Jokes, explained
Gruesome Details
I am too online. I am terminally online. The minute I logged on via dial-up modem in 1999, you could not get me offline. My family can attest to how I overtook my grandfather’s old bedroom/the computer room and refused to log off. My veins are Ethernet cables.
As a denizen of Al Gore’s internet, it bothers me when people who are not online talk about it. In the wake of the election, a lot of offline people were talking about online.
It makes sense. Donald Trump ran a uniquely online campaign designed to turn out aspiring Timothy McVeighs. He was “interviewed” by a very famous streamer named Adin Ross. Ross cannot pronounce “fascism” and I must direct you to a clip of it. (For my relatives, a “streamer” is someone who sits online and watches things and responds to them while chatting with, I presume, children and shut ins.)
Pundits wondered: where is our liberal Joe Rogan? The question is stupid for 100 reasons I’ll enumerate another time. But the question bothers me because it overlooks the people who already occupy this space. Let’s talk about my favorite niche YouTuber.
Myles Anderson is a Professional Joke Explainer. His videos all follow the same format. He watches clips (or entire specials) of, as he says, “one of the top comedians working today.” He pauses every so often to credulously explain the joke.

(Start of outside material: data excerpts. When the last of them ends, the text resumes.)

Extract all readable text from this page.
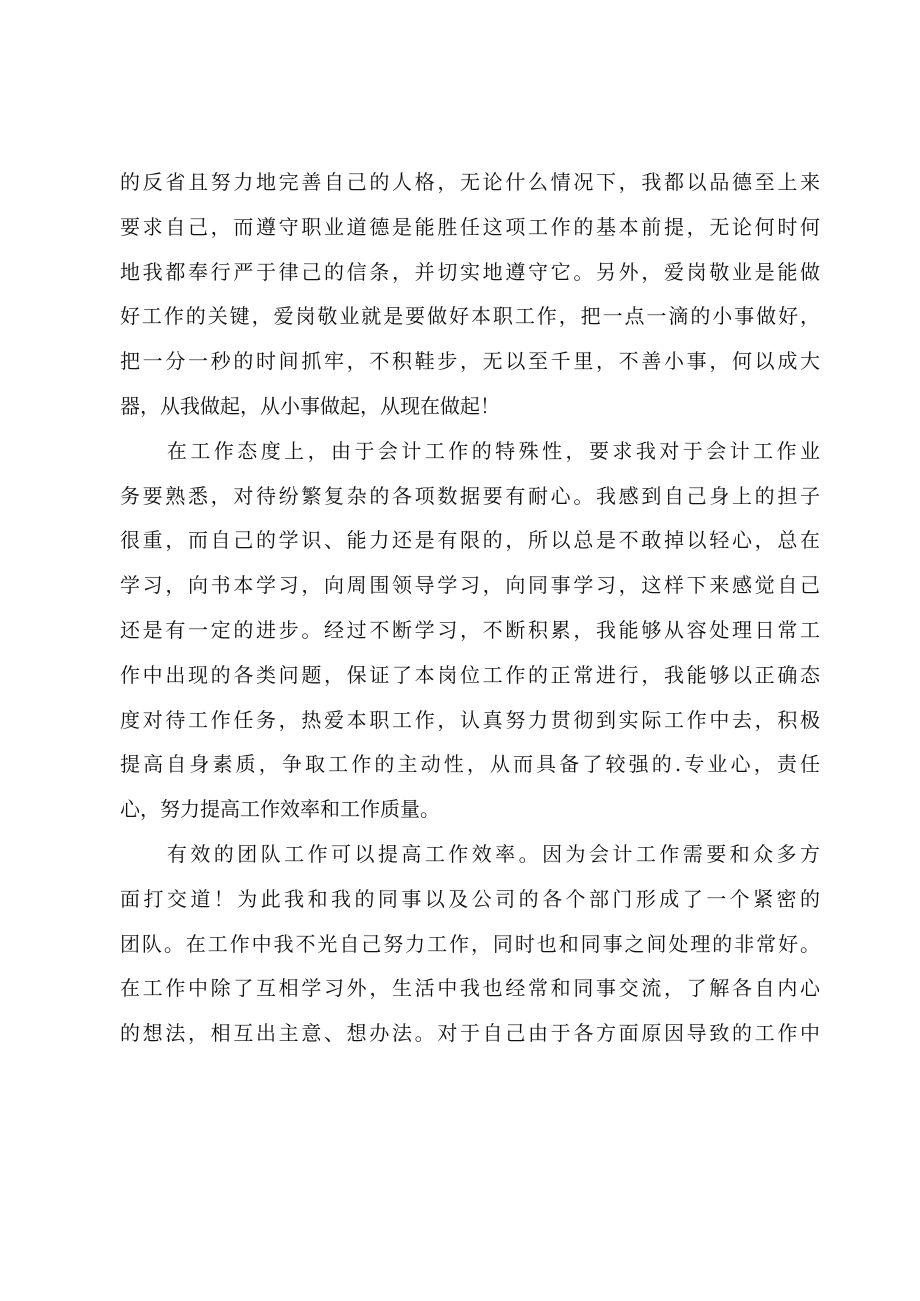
的反省且努力地完善自己的人格，无论什么情况下，我都以品德至上来
要求自己，而遵守职业道德是能胜任这项工作的基本前提，无论何时何
地我都奉行严于律己的信条，并切实地遵守它。另外，爱岗敬业是能做
好工作的关键，爱岗敬业就是要做好本职工作，把一点一滴的小事做好，
把一分一秒的时间抓牢，不积鞋步，无以至千里，不善小事，何以成大
器，从我做起，从小事做起，从现在做起！
　　在工作态度上，由于会计工作的特殊性，要求我对于会计工作业
务要熟悉，对待纷繁复杂的各项数据要有耐心。我感到自己身上的担子
很重，而自己的学识、能力还是有限的，所以总是不敢掉以轻心，总在
学习，向书本学习，向周围领导学习，向同事学习，这样下来感觉自己
还是有一定的进步。经过不断学习，不断积累，我能够从容处理日常工
作中出现的各类问题，保证了本岗位工作的正常进行，我能够以正确态
度对待工作任务，热爱本职工作，认真努力贯彻到实际工作中去，积极
提高自身素质，争取工作的主动性，从而具备了较强的.专业心，责任
心，努力提高工作效率和工作质量。
　　有效的团队工作可以提高工作效率。因为会计工作需要和众多方
面打交道！为此我和我的同事以及公司的各个部门形成了一个紧密的
团队。在工作中我不光自己努力工作，同时也和同事之间处理的非常好。
在工作中除了互相学习外，生活中我也经常和同事交流，了解各自内心
的想法，相互出主意、想办法。对于自己由于各方面原因导致的工作中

The world’s most famous ventriloquist, Jeff Dunham, featured this joke on his 2015 Unhinged in Hollywood special:
Walter: Do you know what’s like to wake up and discover your wife of 45 years has left and isn’t coming back?
Dunham: No.
Walter: Neither do I, but I can dream, can’t I?
Myles, laughing, pauses to explain: “OK, so the joke is that he hates his puppet wife. Funny stuff.”
No matter who Myles explains, they are one of the “best comedians working today.” And, if by “best” he means “most well paid,” it is a true statement, by and large. He watches clips from the most popular standups in the country: Jeff Dunham (2009’s third highest-paid comedian in the nation), Chris D’Elia (nepo baby and alleged rapist), Russell Brand (alleged British rapist and sudden alleged Christian), Joe Rogan (midwife to our misfortune).
The lore is deep with these men. D’Elia, Rogan, and their lesser acolytes like Brendan Schaub (MMA fighter turned comedian) and Bryan Callen (alleged rapist who also is a comedian) love to talk about one another. (Anderson: “It’s important when you’re doing standup to let people know you have cool, famous friends because it will allow you to say more racial slurs.”) Their friendship forms much of the foundation for their galaxy of shows and their rise to fame. They are the internet Trump was searching out as he campaigned. They are wildly successful.
And, as Anderson shows us, they are successful for… well, not for jokes.
Anderson helpfully categorizes the types of jokes he sees performed. Jokes which rely on references are “name comedy.” Jim Bruer, former SNL cast member, performs a lot of “sound and body comedy” which amounts to pulling faces and doing bird calls. If a comedian laughs at their own joke or taps the mic, it “lets the audience know it’s time to laugh.” If a comedian says something astoundingly racist, but the audience laughs, you learn “if the audience laughs, it’s OK.” The idiocy of that sentiment made clearer by the dearth of jokes in these sets.
Myles loves to point out the laziness of crowd work, which makes up the bulk of standup online. He calls it “audience polling.” To paraphrase: it is a good way to get the audience to do your job for you.
Anderson’s Joke Explainer character is a babe in the woods. He loves standup and is happy to explain the historical roots of any joke. When Jo Koy performs an Asian stereotype, Anderson helpfully explains: “This is a classic comedy bit that was really big during the Pacific War in Japan and in World War II to increase the blood lust of American marines.”
I am a card-carrying standup. But, in my daily life, I’m unlikely to run into the wildly famous (and wildly racist) comedians Myles features on his channel. It is shocking, even to me, how much of these specials are slurs recited in joke cadence. But no one is better than Anderson at bursting the bubble of “cool” these men enjoy. Myles is so happy to be here. He wants you to win. It isn’t his fault that your jokes suck.
The Canadian comedian excels at revealing the shallowness of what you’re witnessing. Of Tony Hinchcliffe, one of America’s most famous racists, Anderson says, “He’s a master comedian. He sees someone who didn’t laugh and he is now going to berate them until they finally leave the room.”
These comedians are scared and untalented. The best way to show them for who they are is to explain what we’re all seeing.